Bill Rammell’s admission that the Prime Minister and the Foreign Secretary told the Libyans that they ‘did not want al-Megrahi to pass away in prison’ is the bombshell the government hoped to avoid. And, together with Jack Straw’s sudden decision not to exclude al-Magrahi from the PTA to protect ‘wider negotiations with the Libyans”, this disclosure requires answers from the government.
David Miliband heightened the chaos the government now finds itself in on the Today programme when he very foolishly remarked: “We did not want him to die in prison”. It was a slip of the tongue that undoes the government’s wilfully neutral stance over the al-Megrahi affair, stoking the rumour that the government may have attempted to influence Kenny MacAskill’s decision.
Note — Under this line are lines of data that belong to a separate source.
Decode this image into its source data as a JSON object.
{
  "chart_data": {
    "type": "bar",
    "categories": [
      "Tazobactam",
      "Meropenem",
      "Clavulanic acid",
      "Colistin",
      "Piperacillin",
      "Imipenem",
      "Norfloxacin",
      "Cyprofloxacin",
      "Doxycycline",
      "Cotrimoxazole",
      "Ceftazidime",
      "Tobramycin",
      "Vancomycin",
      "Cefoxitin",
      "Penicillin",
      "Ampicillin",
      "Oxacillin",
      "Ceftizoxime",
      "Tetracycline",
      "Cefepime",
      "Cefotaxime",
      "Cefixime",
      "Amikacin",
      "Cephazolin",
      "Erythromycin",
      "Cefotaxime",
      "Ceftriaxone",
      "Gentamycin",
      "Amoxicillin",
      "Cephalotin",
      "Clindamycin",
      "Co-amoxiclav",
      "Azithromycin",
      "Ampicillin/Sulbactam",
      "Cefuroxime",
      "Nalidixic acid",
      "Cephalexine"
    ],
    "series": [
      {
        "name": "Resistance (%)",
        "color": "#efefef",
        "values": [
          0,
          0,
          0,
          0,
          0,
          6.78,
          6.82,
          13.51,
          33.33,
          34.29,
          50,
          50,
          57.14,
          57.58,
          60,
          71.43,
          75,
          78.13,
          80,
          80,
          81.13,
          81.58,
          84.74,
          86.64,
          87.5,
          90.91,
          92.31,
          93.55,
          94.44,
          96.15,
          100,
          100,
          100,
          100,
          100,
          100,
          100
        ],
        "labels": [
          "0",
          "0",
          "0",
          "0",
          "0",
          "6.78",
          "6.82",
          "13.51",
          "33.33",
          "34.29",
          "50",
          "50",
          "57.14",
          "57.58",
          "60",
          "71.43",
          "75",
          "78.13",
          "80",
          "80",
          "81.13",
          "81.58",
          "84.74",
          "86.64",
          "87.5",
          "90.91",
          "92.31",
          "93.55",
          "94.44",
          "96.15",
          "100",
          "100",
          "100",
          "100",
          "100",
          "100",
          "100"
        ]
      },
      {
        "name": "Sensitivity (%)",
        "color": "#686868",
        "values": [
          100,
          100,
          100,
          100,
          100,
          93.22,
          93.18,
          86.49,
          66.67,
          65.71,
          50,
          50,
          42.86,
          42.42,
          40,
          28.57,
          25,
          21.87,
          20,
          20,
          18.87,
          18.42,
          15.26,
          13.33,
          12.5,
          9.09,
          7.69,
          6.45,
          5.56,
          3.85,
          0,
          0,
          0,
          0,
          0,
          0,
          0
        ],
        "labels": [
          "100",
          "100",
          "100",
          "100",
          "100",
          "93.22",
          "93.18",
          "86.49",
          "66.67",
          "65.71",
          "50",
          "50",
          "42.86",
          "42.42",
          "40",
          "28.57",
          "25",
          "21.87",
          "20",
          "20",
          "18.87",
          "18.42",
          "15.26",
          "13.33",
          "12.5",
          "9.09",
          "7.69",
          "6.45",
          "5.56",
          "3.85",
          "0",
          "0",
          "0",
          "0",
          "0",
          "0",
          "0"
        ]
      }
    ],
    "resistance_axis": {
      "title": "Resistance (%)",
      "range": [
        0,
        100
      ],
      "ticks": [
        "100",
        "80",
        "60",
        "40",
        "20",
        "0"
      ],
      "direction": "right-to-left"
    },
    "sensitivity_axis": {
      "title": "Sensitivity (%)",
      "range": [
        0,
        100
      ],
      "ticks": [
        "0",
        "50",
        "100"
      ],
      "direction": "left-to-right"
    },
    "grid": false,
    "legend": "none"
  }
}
I suppose it’s too much to ask that Gordon Brown will break his silence by explaining why he and the Foreign Secretary didn’t want al-Megrahi to die in prison.
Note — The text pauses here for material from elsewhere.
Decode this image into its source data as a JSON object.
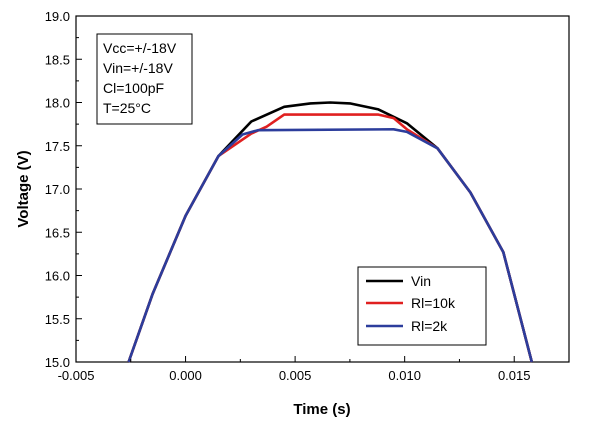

The Lockerbie papers do not prove that there was a Megrahi-for-oil deal, but neither do they disprove the suggestion. What two years of correspondence between Holyrood and Whitehall does prove is that Libya was placing pressure on the UK government over al-Megrahi’s release, that the British government was telling the US one thing and the Libyans another – you can choose to call that double dealing or realpolitik – and that the Scottish government was, as Alex Salmond put it, ‘left to deal with the consequences’ (more on that later). There are documents pertaining to this case, such as details from the two Blair Gadaffi meetings and the minutes from meetings leading to the UK Libya deal signed on 2 October 2007, that need to be published: David Cameron is right to call for an independent enquiry.